Let A be the set of all statement forms in three variables p, q and r. R is the relation defined on A as follows: For all P and Q in A,
P R Q <=> P and Q have the same truth table.

I am supposed to a) prove that the relation is an equivalence relation, and b) describe the distinct equivalence classes of each relation.

Can anyone tell me how to get started?
• July 22nd 2011, 09:33 PM
FernandoRevilla
Re: Proving Equivalence Relations
Quote:

Originally Posted by lovesmath
Can anyone tell me how to get started?

1. Reflexive. For all $P\in A$ , $P$ has the same truth table than $P$ so, $PRP$ .
• July 24th 2011, 07:32 AM
lovesmath
Re: Proving Equivalence Relations
So next do I say it is symmetric and transitive? Symmetric: For all P and Q in A, P and Q have the same truth table, so P R Q and Q R P. Transitive: Let S be an element in A. Then, for all P, Q and S in A, P, Q and S have the same truth table, so P R Q and Q R Z, which means that P R Z.
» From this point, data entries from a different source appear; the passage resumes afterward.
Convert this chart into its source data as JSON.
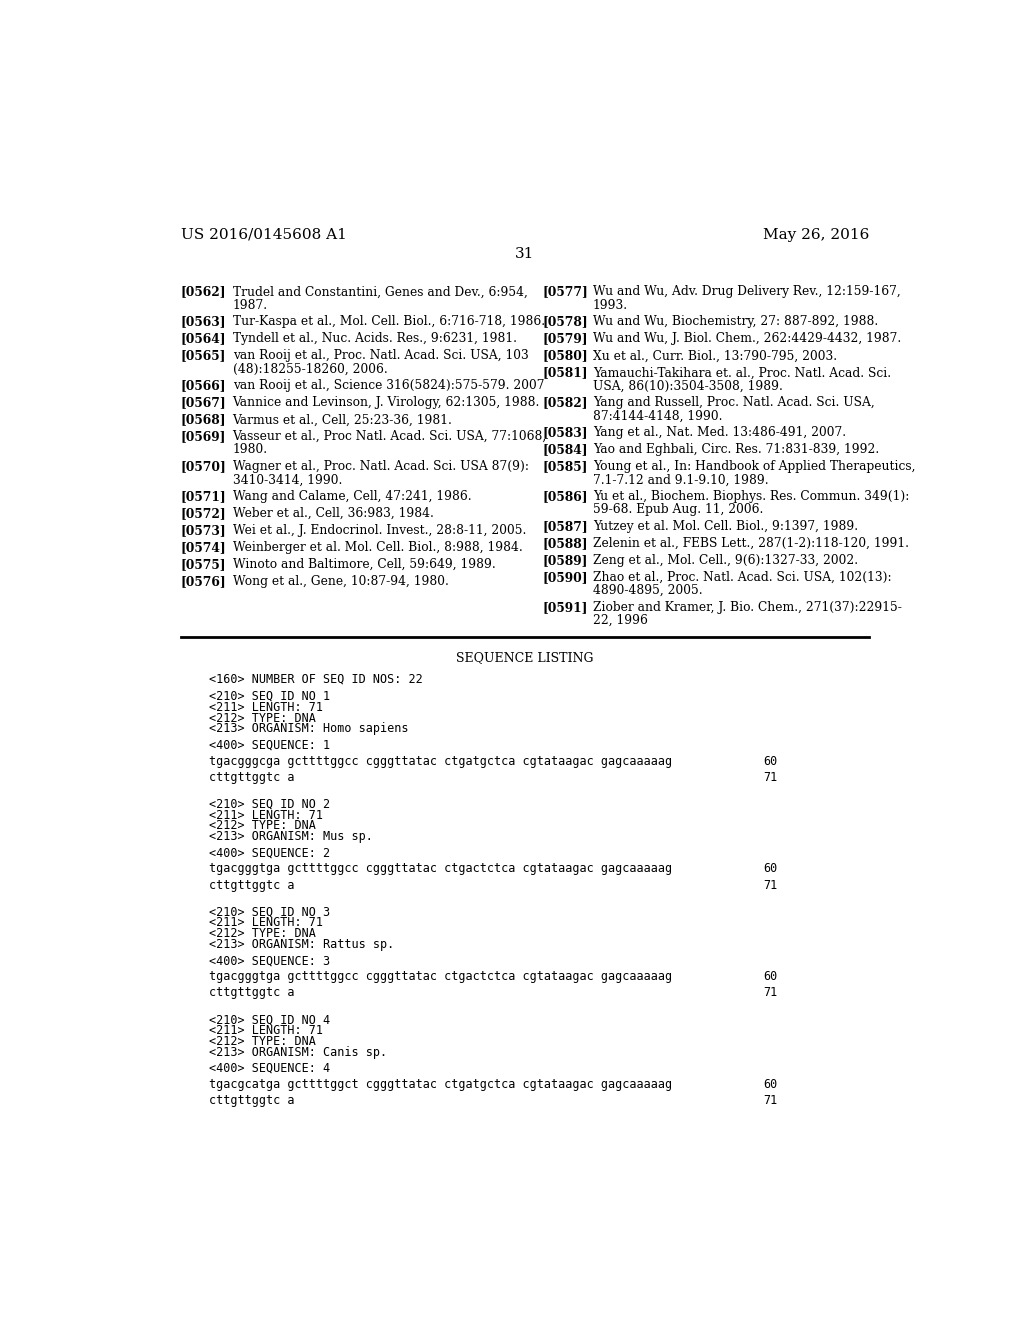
{
  "header_left": "US 2016/0145608 A1",
  "header_right": "May 26, 2016",
  "page_number": "31",
  "background_color": "#ffffff",
  "text_color": "#000000",
  "left_refs": [
    {
      "id": "[0562]",
      "text": "Trudel and Constantini, Genes and Dev., 6:954,\n1987."
    },
    {
      "id": "[0563]",
      "text": "Tur-Kaspa et al., Mol. Cell. Biol., 6:716-718, 1986."
    },
    {
      "id": "[0564]",
      "text": "Tyndell et al., Nuc. Acids. Res., 9:6231, 1981."
    },
    {
      "id": "[0565]",
      "text": "van Rooij et al., Proc. Natl. Acad. Sci. USA, 103\n(48):18255-18260, 2006."
    },
    {
      "id": "[0566]",
      "text": "van Rooij et al., Science 316(5824):575-579. 2007"
    },
    {
      "id": "[0567]",
      "text": "Vannice and Levinson, J. Virology, 62:1305, 1988."
    },
    {
      "id": "[0568]",
      "text": "Varmus et al., Cell, 25:23-36, 1981."
    },
    {
      "id": "[0569]",
      "text": "Vasseur et al., Proc Natl. Acad. Sci. USA, 77:1068,\n1980."
    },
    {
      "id": "[0570]",
      "text": "Wagner et al., Proc. Natl. Acad. Sci. USA 87(9):\n3410-3414, 1990."
    },
    {
      "id": "[0571]",
      "text": "Wang and Calame, Cell, 47:241, 1986."
    },
    {
      "id": "[0572]",
      "text": "Weber et al., Cell, 36:983, 1984."
    },
    {
      "id": "[0573]",
      "text": "Wei et al., J. Endocrinol. Invest., 28:8-11, 2005."
    },
    {
      "id": "[0574]",
      "text": "Weinberger et al. Mol. Cell. Biol., 8:988, 1984."
    },
    {
      "id": "[0575]",
      "text": "Winoto and Baltimore, Cell, 59:649, 1989."
    },
    {
      "id": "[0576]",
      "text": "Wong et al., Gene, 10:87-94, 1980."
    }
  ],
  "right_refs": [
    {
      "id": "[0577]",
      "text": "Wu and Wu, Adv. Drug Delivery Rev., 12:159-167,\n1993."
    },
    {
      "id": "[0578]",
      "text": "Wu and Wu, Biochemistry, 27: 887-892, 1988."
    },
    {
      "id": "[0579]",
      "text": "Wu and Wu, J. Biol. Chem., 262:4429-4432, 1987."
    },
    {
      "id": "[0580]",
      "text": "Xu et al., Curr. Biol., 13:790-795, 2003."
    },
    {
      "id": "[0581]",
      "text": "Yamauchi-Takihara et. al., Proc. Natl. Acad. Sci.\nUSA, 86(10):3504-3508, 1989."
    },
    {
      "id": "[0582]",
      "text": "Yang and Russell, Proc. Natl. Acad. Sci. USA,\n87:4144-4148, 1990."
    },
    {
      "id": "[0583]",
      "text": "Yang et al., Nat. Med. 13:486-491, 2007."
    },
    {
      "id": "[0584]",
      "text": "Yao and Eghbali, Circ. Res. 71:831-839, 1992."
    },
    {
      "id": "[0585]",
      "text": "Young et al., In: Handbook of Applied Therapeutics,\n7.1-7.12 and 9.1-9.10, 1989."
    },
    {
      "id": "[0586]",
      "text": "Yu et al., Biochem. Biophys. Res. Commun. 349(1):\n59-68. Epub Aug. 11, 2006."
    },
    {
      "id": "[0587]",
      "text": "Yutzey et al. Mol. Cell. Biol., 9:1397, 1989."
    },
    {
      "id": "[0588]",
      "text": "Zelenin et al., FEBS Lett., 287(1-2):118-120, 1991."
    },
    {
      "id": "[0589]",
      "text": "Zeng et al., Mol. Cell., 9(6):1327-33, 2002."
    },
    {
      "id": "[0590]",
      "text": "Zhao et al., Proc. Natl. Acad. Sci. USA, 102(13):\n4890-4895, 2005."
    },
    {
      "id": "[0591]",
      "text": "Ziober and Kramer, J. Bio. Chem., 271(37):22915-\n22, 1996"
    }
  ],
  "sequence_listing_title": "SEQUENCE LISTING",
  "sequence_entries": [
    {
      "header_lines": [
        "<160> NUMBER OF SEQ ID NOS: 22",
        "",
        "<210> SEQ ID NO 1",
        "<211> LENGTH: 71",
        "<212> TYPE: DNA",
        "<213> ORGANISM: Homo sapiens"
      ],
      "seq_label": "<400> SEQUENCE: 1",
      "seq_line1": "tgacgggcga gcttttggcc cgggttatac ctgatgctca cgtataagac gagcaaaaag",
      "seq_num1": "60",
      "seq_line2": "cttgttggtc a",
      "seq_num2": "71"
    },
    {
      "header_lines": [
        "<210> SEQ ID NO 2",
        "<211> LENGTH: 71",
        "<212> TYPE: DNA",
        "<213> ORGANISM: Mus sp."
      ],
      "seq_label": "<400> SEQUENCE: 2",
      "seq_line1": "tgacgggtga gcttttggcc cgggttatac ctgactctca cgtataagac gagcaaaaag",
      "seq_num1": "60",
      "seq_line2": "cttgttggtc a",
      "seq_num2": "71"
    },
    {
      "header_lines": [
        "<210> SEQ ID NO 3",
        "<211> LENGTH: 71",
        "<212> TYPE: DNA",
        "<213> ORGANISM: Rattus sp."
      ],
      "seq_label": "<400> SEQUENCE: 3",
      "seq_line1": "tgacgggtga gcttttggcc cgggttatac ctgactctca cgtataagac gagcaaaaag",
      "seq_num1": "60",
      "seq_line2": "cttgttggtc a",
      "seq_num2": "71"
    },
    {
      "header_lines": [
        "<210> SEQ ID NO 4",
        "<211> LENGTH: 71",
        "<212> TYPE: DNA",
        "<213> ORGANISM: Canis sp."
      ],
      "seq_label": "<400> SEQUENCE: 4",
      "seq_line1": "tgacgcatga gcttttggct cgggttatac ctgatgctca cgtataagac gagcaaaaag",
      "seq_num1": "60",
      "seq_line2": "cttgttggtc a",
      "seq_num2": "71"
    }
  ]
}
Is that correct? Then how do I describe the distinct equivalence classes of each relation?
• July 24th 2011, 08:21 AM
emakarov
Re: Proving Equivalence Relations
Quote:

Originally Posted by lovesmath
Symmetric: For all P and Q in A, P and Q have the same truth table, so P R Q and Q R P.

No, not all P and Q have the same truth table. For example, take P to be p and Q to be q.

What you said has the form

for all P and Q, P R Q and Q R P.

What you need to show instead, i.e., the property of symmetry of R, is

for all P and Q, if P R Q, then Q R P.

A similar remark applies to transitivity.